I have an application where I need to measure how many bits of randomness an algorithm consumes. I have instrumented a subclass of Random
to do this by overriding Random.next(int)
to increment a counter before calling its parent's method.
I have run into some issues with the implementation of the nextInt(int)
method, because it will always draw 32 bits even when the range is a power of two. For other ranges there are even more problems: the method is not uniform---it only retries once for the case where the original value drawn is greater than the greatest multiple of the range lower than Integer.MAX_VALUE
--- and it still uses more bits of randomness than are needed.
How can I implement a better version of nextInt(int)

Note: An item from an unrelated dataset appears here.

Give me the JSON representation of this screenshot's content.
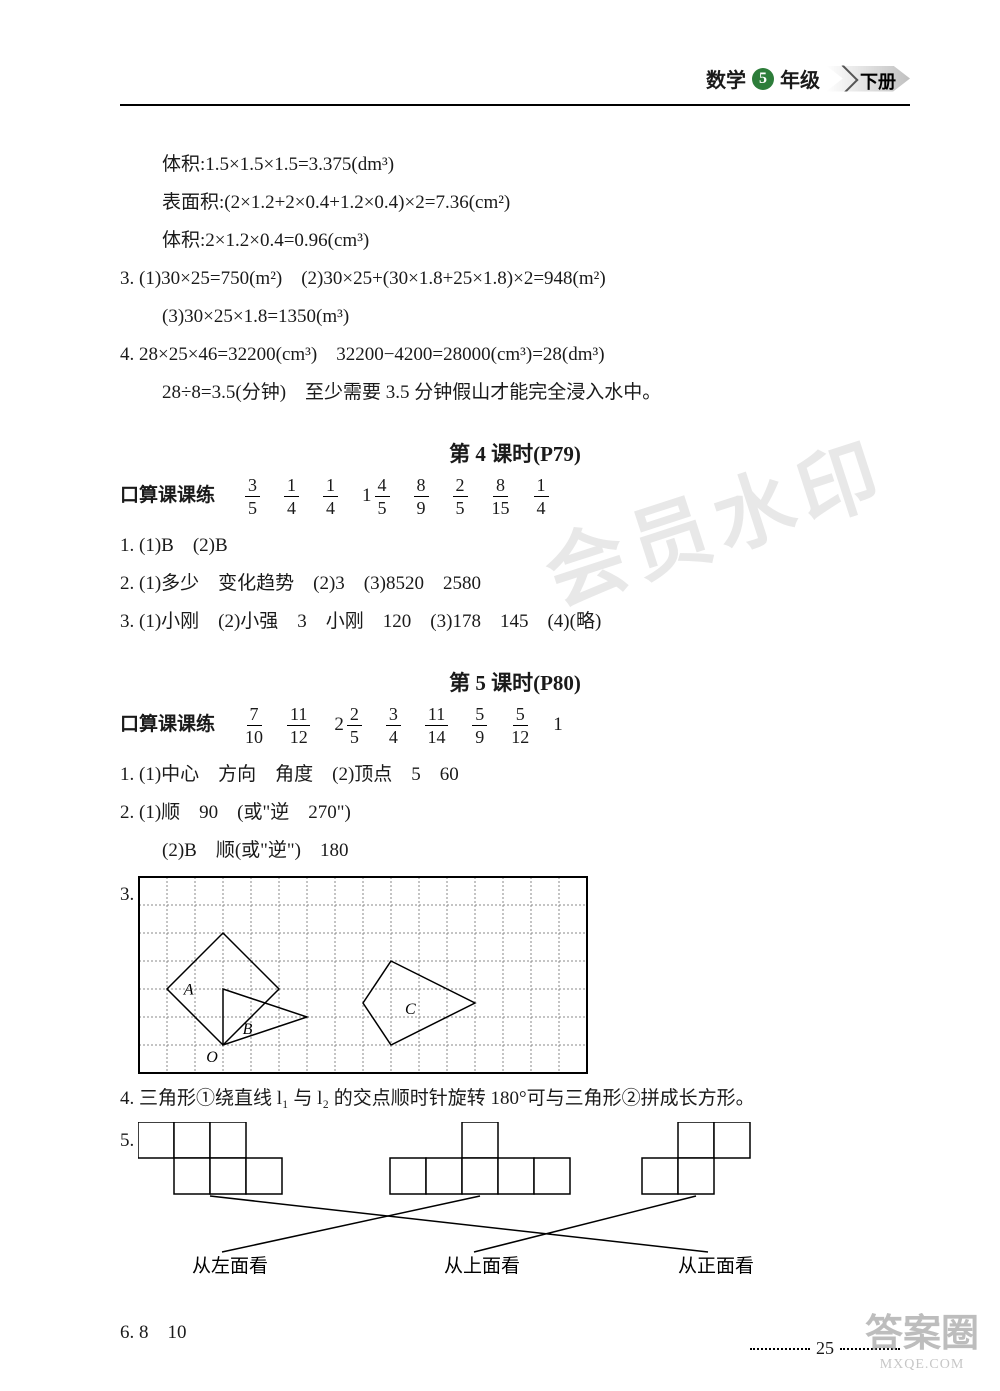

that uses only the bare minimum number of random bits needed to determine a value within the range, while being perfectly uniform? It does not need guaranteed termination (not possible anyway), just termination with probability 1.
Edit:
Here is what I have so far:
int nextInt(int max){
int n = Integer.numberOfTrailingZeros(max);
return next(n) + nextOddInteger(max >> n) << n;
}
This might not exactly be correct, but essentially this factors out all n
twos from num
, generates a random number with n
bits, and prepends nextOddInteger(num)
to the resulting bits. nextOddInteger
would generate a random integer up to a number whose prime factorization contains no twos. How can I implement this part in a very randomness-efficient way?